Cases in West and Central Africa have been on the rise for decades.

As monkeypox fuels pandemic fear in a pandemic-weary world, some African researchers are experiencing déjà vu. Another neglected tropical disease of the poor is discovered only after it infects people in rich countries. “It’s as if your neighbor’s house is on fire, and you just close your window and pretend everything is fine,” says Yap Boum, a Cameroonian epidemiologist who works for the health ministry as well as Doctors Without Borders.

The flames are now spreading. Monkeypox, which causes smallpox-like skin lesions but is rarely fatal, first appeared in the UK on May 7. More than 700 suspected and confirmed cases had been reported from every continent except Antarctica as of May 31. It is the largest outbreak seen outside of Africa and is primarily affecting men who have sex with other men, which was previously unknown. Public health officials and scientists are working around the clock to figure out how the virus spreads and how to stop it, with a focus on Africa’s long history with the disease.

“We’re all connected,” says Boum. “What happens in Africa will almost certainly affect what happens in the West, and vice versa.”

Monkeypox is an endemic disease in ten West and Central African countries, with dozens of cases reported this year in Cameroon, Nigeria, and the Central African Republic (CAR). The Democratic Republic of the Congo (DRC) has by far the highest burden, with 1284 cases in 2022 alone. Those numbers are almost certainly inflated. Infections are most common in remote rural areas of the Democratic Republic of the Congo, and armed conflict has hampered surveillance in several Central African Republic regions.

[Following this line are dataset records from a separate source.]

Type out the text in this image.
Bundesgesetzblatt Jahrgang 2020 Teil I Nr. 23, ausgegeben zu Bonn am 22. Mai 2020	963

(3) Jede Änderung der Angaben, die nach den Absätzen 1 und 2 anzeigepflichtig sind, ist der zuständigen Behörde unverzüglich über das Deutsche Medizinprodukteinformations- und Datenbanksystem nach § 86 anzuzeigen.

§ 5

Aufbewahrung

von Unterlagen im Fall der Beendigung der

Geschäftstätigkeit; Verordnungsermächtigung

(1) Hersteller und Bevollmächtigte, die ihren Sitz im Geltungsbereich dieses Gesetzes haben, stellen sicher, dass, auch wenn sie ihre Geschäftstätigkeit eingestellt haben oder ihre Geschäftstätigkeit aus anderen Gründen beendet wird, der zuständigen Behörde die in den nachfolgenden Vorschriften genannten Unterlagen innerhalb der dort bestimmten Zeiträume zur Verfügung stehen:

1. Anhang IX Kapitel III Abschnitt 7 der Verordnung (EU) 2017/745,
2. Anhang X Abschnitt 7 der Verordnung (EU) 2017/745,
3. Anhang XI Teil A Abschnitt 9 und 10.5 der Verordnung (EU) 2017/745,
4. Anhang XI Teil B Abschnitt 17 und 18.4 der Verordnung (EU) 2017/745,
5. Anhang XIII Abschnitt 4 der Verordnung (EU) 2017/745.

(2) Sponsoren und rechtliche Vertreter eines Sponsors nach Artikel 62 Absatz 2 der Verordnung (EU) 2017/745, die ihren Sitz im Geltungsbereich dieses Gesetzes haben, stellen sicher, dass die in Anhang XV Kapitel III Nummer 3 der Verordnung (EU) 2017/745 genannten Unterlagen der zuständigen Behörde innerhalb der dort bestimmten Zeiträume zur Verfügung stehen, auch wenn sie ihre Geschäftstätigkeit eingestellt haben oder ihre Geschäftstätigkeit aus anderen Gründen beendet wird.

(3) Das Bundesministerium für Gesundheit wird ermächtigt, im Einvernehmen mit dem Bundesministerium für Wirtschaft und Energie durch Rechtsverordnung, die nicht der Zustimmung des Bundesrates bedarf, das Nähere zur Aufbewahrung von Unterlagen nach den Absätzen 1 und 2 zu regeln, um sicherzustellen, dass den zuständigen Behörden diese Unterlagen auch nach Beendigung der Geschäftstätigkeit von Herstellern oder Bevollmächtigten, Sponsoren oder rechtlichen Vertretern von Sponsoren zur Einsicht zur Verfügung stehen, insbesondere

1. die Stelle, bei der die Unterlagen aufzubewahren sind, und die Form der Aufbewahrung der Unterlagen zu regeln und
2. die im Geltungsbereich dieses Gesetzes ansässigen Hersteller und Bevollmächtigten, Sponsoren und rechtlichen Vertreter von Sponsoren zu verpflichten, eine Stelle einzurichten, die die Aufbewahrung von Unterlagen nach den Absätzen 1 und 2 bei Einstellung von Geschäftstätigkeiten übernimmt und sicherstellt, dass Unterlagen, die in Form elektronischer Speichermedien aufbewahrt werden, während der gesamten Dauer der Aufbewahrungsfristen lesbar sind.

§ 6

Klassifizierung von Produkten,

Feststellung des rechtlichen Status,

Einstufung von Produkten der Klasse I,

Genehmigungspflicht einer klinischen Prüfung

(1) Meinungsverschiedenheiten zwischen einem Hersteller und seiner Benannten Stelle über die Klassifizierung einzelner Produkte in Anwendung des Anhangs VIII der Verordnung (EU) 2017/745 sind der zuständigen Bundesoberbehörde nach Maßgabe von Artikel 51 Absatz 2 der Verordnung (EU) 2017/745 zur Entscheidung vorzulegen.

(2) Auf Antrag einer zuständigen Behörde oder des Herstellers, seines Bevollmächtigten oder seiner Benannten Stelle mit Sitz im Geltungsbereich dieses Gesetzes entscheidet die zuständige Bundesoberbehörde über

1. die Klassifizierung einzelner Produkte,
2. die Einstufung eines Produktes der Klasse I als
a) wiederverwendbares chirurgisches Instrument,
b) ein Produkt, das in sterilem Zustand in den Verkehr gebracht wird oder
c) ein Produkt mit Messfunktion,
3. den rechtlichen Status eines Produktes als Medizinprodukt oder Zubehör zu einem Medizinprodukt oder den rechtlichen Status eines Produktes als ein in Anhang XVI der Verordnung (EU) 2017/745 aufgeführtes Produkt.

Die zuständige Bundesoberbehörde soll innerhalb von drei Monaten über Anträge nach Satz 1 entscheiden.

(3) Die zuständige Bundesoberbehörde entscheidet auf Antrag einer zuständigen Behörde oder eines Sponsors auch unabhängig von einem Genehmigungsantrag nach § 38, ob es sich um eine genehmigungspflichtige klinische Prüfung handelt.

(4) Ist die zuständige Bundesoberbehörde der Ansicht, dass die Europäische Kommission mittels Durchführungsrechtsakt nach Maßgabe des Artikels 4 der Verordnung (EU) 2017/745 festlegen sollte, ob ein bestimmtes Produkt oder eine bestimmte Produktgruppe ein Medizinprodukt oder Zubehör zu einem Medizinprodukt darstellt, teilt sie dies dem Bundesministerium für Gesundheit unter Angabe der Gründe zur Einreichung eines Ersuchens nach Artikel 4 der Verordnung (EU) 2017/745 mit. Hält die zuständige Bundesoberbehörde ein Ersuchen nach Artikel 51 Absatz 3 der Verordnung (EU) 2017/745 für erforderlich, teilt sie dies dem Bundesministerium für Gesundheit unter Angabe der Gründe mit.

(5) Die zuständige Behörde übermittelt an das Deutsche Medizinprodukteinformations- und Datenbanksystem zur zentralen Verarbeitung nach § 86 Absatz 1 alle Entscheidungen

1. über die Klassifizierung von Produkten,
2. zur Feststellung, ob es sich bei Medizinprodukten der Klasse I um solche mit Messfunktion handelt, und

Despite being named after being discovered in a laboratory in Copenhagen, Denmark, in 1958 in a colony of Asian monkeys, the virus has only been isolated from a wild monkey once—in Africa. It appears to be more common in squirrel, rat, and shrew species, infiltrating the human population on occasion, where it spreads primarily through close contact but not through breathing. Isolating infected individuals usually hastens the end of an outbreak.

Over the last three decades, cases in Sub-Saharan Africa have steadily increased, owing largely to a medical triumph. The smallpox vaccine, which protects against a far deadlier and more transmissible virus, also protects against monkeypox, but it was discontinued in the 1970s, just as smallpox was declared eradicated. “A huge, huge number of people are now susceptible to monkeypox,” says Placide Mbala, virologist and head of the genomics lab at Kinshasa’s National Institute of Biomedical Research (INRB).

According to Mbala, demographic shifts have also contributed to the rise. “People are increasingly moving to the forest to find food and build houses,” he says, “which increases wildlife-human contact.” According to research in the Central African Republic, cases increase during the rainy season when villagers go into the forest to collect caterpillars for sale. “They easily get in contact with the animal reservoir when they stay in the bush,” says virologist Emmanuel Nakouné, scientific director of the Pasteur Institute of Bangui, which launched the Afripox programme with French researchers in 2018 to better understand and combat monkeypox.

The West African strain has been implicated in every outbreak outside of Africa, including the current one, and kills approximately 1% of those infected. The Congo Basin strain, found in the DRC and the Central African Republic, is ten times more lethal, but it has never left Africa, despite the DRC’s relatively high disease burden. However, it has never caused a major outbreak in a Congolese city, highlighting the isolation of the endemic areas. Mbala describes it as “almost like a self-quarantine.” “Those people do not migrate to other countries from the Democratic Republic of the Congo.”